De acuerdo al titular de la repartición, Fernando Torres, los focos se detectaron en Ranchillos, dos en Alderetes, en La Trinidad, Yerba Buena, Banda del Río Salí, Los Ralos, Santa Ana, El Timbó y Chicligasta. "Hasta el momento llevamos 117 quemas, en julio. En este mismo mes, el año pasado hubo 220 y lo más crítico se produjo en 2008, con 340 incendios. Estamos dentro de lo normal aunque lo ideal sería que casi no hubiera estas situaciones", informó.
En diálogo con LA GACETA, Torres no se mostró muy optimista sobre la situación para el futuro próximo. De acuerdo a sus datos, en agosto se conjugan el clima seco, el aumento del viento y la necesidad de los productores por entregar la caña a los ingenios, para que el número de incendios crezca de manera alarmante. El año pasado hubo 280 incendios, aunque lo más grave ocurrió en 2009, con la denuncia de 580 frentes ígneos. "Creo que lo peor está por venir. Y seguro crecerán las denuncias por problemas respiratorios, sobre todo, en el interior tucumano", dijo.

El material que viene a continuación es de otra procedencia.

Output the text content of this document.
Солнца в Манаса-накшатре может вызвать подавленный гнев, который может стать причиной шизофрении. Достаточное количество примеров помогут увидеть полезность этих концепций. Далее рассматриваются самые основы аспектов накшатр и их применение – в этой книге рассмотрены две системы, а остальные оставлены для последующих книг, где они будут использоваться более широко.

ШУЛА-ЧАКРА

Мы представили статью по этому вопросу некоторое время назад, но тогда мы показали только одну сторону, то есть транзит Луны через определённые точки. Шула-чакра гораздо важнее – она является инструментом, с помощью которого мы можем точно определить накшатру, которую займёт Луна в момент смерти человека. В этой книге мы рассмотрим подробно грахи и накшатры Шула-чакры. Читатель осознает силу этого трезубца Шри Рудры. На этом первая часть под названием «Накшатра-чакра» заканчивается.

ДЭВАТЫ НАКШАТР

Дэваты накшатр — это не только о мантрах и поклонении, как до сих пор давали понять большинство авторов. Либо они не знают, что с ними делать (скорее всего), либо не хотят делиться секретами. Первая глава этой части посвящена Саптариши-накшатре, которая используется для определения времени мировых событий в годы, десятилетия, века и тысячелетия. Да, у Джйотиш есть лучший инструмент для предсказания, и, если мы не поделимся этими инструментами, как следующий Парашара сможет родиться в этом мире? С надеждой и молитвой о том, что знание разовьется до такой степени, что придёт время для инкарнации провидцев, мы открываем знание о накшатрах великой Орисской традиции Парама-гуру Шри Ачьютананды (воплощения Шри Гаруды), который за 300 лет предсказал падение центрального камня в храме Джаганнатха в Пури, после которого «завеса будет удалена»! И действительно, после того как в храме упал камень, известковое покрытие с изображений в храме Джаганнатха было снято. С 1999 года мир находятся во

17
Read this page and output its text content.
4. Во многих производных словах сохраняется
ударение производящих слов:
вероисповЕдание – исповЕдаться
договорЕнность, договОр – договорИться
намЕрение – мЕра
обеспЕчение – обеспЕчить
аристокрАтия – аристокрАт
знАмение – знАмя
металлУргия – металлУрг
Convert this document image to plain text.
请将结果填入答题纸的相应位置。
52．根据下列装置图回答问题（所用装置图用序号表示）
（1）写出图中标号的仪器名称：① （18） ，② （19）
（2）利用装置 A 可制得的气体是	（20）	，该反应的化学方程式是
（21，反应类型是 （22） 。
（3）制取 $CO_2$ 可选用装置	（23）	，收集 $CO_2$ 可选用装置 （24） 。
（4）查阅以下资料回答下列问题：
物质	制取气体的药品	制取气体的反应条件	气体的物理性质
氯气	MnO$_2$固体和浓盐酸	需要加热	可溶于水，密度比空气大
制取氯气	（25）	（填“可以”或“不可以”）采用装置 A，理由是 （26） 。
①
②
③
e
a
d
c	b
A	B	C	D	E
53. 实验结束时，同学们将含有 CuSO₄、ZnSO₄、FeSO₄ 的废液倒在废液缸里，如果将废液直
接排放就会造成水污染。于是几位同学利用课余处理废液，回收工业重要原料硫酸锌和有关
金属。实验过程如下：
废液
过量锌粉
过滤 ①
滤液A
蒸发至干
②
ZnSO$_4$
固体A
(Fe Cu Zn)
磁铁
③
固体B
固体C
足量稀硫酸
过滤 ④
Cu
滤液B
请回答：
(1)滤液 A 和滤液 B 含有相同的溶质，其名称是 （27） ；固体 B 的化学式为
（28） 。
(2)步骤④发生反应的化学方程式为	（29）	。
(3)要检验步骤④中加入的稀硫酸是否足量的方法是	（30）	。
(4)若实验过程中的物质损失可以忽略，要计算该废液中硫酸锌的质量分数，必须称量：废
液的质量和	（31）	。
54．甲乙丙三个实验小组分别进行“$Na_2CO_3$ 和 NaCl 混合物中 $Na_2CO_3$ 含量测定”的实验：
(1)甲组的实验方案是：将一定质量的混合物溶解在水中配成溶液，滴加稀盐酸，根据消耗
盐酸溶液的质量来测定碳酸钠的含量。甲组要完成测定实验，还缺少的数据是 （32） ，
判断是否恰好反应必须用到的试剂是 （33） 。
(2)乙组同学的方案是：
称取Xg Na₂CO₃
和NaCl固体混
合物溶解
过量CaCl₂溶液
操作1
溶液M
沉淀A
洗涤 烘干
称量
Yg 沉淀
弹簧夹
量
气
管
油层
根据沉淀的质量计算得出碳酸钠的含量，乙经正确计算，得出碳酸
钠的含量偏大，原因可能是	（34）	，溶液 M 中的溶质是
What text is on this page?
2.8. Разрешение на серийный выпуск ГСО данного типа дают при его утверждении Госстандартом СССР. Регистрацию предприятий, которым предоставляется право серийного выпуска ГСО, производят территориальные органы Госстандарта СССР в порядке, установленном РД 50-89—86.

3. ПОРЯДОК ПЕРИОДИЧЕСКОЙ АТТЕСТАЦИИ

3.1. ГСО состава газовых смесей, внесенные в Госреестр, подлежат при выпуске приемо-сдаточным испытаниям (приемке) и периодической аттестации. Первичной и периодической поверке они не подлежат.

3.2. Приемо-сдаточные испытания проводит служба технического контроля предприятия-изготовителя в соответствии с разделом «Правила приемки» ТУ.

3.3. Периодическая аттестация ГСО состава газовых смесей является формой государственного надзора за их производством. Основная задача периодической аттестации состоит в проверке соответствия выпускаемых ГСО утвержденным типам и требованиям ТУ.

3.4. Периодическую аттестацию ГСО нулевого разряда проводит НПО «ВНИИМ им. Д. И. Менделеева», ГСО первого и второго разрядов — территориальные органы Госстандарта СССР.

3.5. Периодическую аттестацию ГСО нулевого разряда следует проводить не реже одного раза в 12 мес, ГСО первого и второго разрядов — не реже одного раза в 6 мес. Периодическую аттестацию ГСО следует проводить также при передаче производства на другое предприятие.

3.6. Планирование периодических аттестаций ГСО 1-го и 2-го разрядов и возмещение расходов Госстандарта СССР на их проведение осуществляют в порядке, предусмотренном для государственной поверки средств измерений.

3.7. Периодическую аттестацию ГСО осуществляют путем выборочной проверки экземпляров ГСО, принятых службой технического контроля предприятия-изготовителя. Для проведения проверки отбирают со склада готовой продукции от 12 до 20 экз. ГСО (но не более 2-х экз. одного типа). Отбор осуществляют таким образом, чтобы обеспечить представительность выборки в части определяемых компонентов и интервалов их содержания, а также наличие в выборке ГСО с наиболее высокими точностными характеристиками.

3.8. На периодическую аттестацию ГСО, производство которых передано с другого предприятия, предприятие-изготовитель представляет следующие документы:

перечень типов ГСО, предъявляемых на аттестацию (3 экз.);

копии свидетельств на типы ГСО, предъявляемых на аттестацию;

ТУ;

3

Santiago Cogorno, de la estación local del Servicio Meteorológico Nacional (SMN), señaló que por la quema de la caña en pie, del rastrojo y el humo de las chimenes de los ingenios azucareros, la visibilidad se redujo a siete kilómetros, cuando lo normal es el doble. "Hay días, incluso, en que es peor, en los que la reducción llegó hasta los dos kilómetros, lo que ocasionó problemas hasta para la maniobra de los aviones durante los aterrizajes", señaló. LA GACETA ©
En Alderetes
Adrián Campos, jefe de los bomberos voluntarios de Alderetes, informó que ayer tuvieron que trabajar en dos quemas de cañaverales. Ambos se registraron a la vera de la ruta de circunvalación de esa ciudad, en cercanías de viviendas. "Tuvimos que trabajar con premura para que las llamas avancen sobre las casas", dijo.